For my CartoDB project, I am interested in the distribution and characteristics of food retail stores in New York City. I find a dataset on data.ny.gov that has the location of all licensed food retail stores in New York State, and decide to use it for my analysis. For inspiration I look at three examples of data visualizations, all maps that deal with food retail in the United States.
The first example is a project that analyzes the ratio of bars to grocery stores across the country. This is achieved with a cartogram consisting of even-sized circles colored on a 7-step, dichromatic scale; the two-tone scale works well, because it shows a clear distinction between bar-dominated (more brown) and grocery store-dominated (more blue-green) areas, and uses a neutral white where the balance is even. The choice of white could maybe be reconsidered, as it seems to suggest a lower density of store or a lack of data, even though this is not the case at all – this is especially true because the visualization is displayed on a white background.
The second example visualizes the travel distance to nearest grocery store from different starting points across the U.S. With line segments spanning from a given starting point (distributed in regular intervals) and ending at the nearest store, I find the result visually very effective. Metropolitan areas across the East and West coast with high population density are, not surprisingly, characterized by short distances to the nearest store. Less populated areas with desert and mountains have a noticeable longer travel distance, suggesting a much lower population density.
As a third example, I am looking at a set of small multiples showing “Grocery Store Geography”, that is, the distribution of a selection of some of America’s leading food retail stores. The use of small multiples is very effective, as it is easy to imagine that if the data had been all shown in one map, it would be cluttered to an extent of being impossible to read. Instead, each map shows only one retail chain, making it’s presence across the country easy to assess.
For my visualization, my first approach is to create a map showing the density of grocery stores across NYC’s five boroughs. Opening the dataset in OpenRefine lets me discover, that there are 14,172 entries related to counties I am interested in. I could have exported only these rows, but instead I import a csv of the State-wide data into Carto, so that I will have the opportunity to look at state-wide data as well if needed. I add a shape file with data on the five NYC boroughs. To eliminate the data points that I don’t need, and to be able to stylize the data in relation to the boroughs, I use the “Intersect Second Layer” analysis, which eliminates all data points not located within the counties of the shape file. Since a choropleth map doesn’t make a lot of sense when there are only five areas, I try using hexbins colored with a five-step, monochrome gradient by the attribute “count_vals_density” that Carto created as a result of the analysis. The result is successful in that it shows high density areas very clearly, however, the visualization is very unstable in Carto, and trying to manipulate it further results only in error messages, with the final consequence that I can’t reopen the map. Having tried it a couple of times, and also realizing that this visualization doesn’t provide that many insights (the hexbins make it impossible to get information about individual stores), I decide on a different approach; with store square footage also being an entry in my dataset, I decide to focus on store sizes. To do so, I go back to plotting individual stores as dots, but this time sized by square footage value. The values in the data set range from 0 (which I will also investigate further) to 230,000 sq ft, with an average of 2,500. I try out different sizing options, and end up finding an equal interval from size 4 to size 45 most effective in showing the difference between smaller store locations and really big ones. The approximated relationship of 1:10 mimics the 1:100 relationship between the average (which is relatively close to the minimum) and the maximum value.
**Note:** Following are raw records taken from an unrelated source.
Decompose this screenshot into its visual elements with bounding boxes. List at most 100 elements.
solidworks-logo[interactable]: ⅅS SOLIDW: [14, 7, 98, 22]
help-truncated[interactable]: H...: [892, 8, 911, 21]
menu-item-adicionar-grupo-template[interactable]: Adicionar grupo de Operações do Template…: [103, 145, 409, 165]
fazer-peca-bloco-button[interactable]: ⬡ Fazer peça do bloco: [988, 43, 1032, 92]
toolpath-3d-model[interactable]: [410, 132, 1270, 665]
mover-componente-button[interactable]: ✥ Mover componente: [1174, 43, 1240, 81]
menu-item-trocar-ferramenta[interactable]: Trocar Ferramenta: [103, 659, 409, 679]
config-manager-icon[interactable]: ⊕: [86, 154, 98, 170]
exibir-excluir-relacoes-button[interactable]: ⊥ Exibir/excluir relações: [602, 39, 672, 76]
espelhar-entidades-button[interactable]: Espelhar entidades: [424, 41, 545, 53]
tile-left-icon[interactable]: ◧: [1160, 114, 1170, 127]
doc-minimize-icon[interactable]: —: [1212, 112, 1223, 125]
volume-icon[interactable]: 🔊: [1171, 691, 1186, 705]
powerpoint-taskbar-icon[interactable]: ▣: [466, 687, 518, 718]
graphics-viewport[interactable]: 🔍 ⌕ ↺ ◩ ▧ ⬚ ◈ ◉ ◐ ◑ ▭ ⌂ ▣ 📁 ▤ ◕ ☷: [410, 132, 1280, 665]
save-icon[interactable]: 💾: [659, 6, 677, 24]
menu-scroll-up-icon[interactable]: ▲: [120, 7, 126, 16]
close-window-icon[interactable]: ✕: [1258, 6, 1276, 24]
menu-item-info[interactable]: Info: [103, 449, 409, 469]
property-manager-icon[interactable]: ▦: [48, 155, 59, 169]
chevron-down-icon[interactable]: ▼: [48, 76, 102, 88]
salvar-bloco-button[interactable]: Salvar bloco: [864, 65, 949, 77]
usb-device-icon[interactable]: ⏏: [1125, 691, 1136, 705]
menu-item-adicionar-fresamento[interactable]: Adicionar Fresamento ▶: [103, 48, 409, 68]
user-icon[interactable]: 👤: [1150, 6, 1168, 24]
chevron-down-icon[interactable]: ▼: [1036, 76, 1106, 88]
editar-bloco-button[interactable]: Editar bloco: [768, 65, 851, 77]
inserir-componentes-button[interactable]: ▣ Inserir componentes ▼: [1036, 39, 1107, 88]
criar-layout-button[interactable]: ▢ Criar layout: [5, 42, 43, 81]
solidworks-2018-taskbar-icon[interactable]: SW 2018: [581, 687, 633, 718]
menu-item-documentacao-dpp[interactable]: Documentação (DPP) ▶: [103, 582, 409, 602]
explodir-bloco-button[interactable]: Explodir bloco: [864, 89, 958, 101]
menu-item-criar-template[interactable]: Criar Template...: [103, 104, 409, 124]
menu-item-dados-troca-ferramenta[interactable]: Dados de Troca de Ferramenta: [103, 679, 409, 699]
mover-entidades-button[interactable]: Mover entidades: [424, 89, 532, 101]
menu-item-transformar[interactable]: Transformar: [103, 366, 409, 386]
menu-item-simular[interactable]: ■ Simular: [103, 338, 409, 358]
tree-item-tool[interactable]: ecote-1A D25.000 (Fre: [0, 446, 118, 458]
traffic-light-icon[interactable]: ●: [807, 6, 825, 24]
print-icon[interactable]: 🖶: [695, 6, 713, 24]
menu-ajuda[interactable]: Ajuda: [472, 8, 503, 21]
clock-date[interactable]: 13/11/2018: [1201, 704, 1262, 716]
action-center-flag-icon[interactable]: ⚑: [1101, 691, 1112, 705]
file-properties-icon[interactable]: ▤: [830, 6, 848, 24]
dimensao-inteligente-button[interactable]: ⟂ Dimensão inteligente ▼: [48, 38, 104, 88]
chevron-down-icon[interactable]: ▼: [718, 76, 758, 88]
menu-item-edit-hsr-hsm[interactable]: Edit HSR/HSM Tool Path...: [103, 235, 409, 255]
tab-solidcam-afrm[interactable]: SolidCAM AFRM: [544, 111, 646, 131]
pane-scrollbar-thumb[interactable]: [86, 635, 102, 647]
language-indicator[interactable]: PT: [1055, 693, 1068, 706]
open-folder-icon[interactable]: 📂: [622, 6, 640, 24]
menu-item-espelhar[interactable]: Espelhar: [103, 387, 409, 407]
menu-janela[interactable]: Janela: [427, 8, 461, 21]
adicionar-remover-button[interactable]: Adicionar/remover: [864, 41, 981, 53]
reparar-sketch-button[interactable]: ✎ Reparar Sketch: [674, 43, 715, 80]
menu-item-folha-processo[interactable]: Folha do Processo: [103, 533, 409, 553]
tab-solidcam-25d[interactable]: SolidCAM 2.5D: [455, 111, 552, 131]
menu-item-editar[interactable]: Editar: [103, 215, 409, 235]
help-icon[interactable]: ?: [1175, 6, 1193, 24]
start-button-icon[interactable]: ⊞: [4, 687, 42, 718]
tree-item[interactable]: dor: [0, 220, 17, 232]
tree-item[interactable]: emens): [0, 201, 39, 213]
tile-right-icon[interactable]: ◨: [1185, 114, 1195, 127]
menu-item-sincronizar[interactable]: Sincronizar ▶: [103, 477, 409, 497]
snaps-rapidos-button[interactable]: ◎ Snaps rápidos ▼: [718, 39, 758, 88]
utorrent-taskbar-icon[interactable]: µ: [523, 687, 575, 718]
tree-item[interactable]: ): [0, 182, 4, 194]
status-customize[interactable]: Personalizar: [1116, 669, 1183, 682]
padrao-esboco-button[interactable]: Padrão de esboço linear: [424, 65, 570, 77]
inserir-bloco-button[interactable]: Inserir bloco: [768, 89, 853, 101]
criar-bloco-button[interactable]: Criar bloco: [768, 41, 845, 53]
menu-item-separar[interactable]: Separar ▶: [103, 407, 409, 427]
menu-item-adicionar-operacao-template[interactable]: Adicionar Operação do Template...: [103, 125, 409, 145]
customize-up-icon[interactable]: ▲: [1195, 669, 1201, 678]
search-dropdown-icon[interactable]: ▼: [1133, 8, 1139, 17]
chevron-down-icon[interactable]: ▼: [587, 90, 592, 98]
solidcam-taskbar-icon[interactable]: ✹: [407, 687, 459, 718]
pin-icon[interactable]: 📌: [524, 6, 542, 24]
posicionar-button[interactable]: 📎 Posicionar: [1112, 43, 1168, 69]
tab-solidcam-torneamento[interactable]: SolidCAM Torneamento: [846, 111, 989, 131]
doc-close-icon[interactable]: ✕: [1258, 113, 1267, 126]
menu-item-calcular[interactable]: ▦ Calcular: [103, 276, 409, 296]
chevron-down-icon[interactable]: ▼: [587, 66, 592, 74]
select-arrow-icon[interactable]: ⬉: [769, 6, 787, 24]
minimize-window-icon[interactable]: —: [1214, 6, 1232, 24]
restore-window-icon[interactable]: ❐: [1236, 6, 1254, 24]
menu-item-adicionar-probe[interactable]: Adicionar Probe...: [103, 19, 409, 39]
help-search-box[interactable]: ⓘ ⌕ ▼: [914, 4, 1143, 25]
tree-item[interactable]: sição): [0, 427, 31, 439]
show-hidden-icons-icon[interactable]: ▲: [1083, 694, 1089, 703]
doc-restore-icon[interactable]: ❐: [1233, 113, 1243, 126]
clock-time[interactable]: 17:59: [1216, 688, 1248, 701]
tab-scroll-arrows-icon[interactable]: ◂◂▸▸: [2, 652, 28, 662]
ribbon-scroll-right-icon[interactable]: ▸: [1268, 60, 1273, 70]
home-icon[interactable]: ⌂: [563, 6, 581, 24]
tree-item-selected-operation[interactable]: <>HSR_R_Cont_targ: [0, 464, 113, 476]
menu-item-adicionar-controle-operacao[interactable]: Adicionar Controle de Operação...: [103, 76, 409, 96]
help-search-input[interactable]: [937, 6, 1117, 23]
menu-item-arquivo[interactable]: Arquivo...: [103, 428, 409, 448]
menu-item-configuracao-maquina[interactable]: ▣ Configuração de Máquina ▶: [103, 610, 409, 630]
I use a stepped color to enhance the difference, and also to tone down the visual impact of the many, many small dots representing small food retail stores.
Finally, I add a legend and a pop-up feature that allows you to see the store name and the square footage of each place. For the sizing legend, I decide to use a neutral gray because there is no option to use stepped color; using one solid color would potentially be a source of confusion because it makes the smallest dots look darkest (opposite my color assignment) due to the way Carto assigns transparency.
The final visualization shows a striking difference between a few, very big retail locations, such as Target (noticeably, the one in downtown Brooklyn doesn’t show up), and many, many small ones. It is also still possible to get a sense of the density of the retail stores in different parts of the city.
For a further development of this project, I would work more with the data set. Upon investigation, I realize that there are 1000+ entries with a 0 value for square footage, which can obviously not be true. I choose to assume that these stores are indeed small, and that the overall impression of the visualization is thus still valid. However, the average value for square footage probably not too reliable. Another concern is the very small number of food retail stores in Queens, which doesn’t seem accurate.
With a more complete data set, I would consider expanding the visualization to covering the entire state, to investigate whether this store distribution is characteristic only to NYC.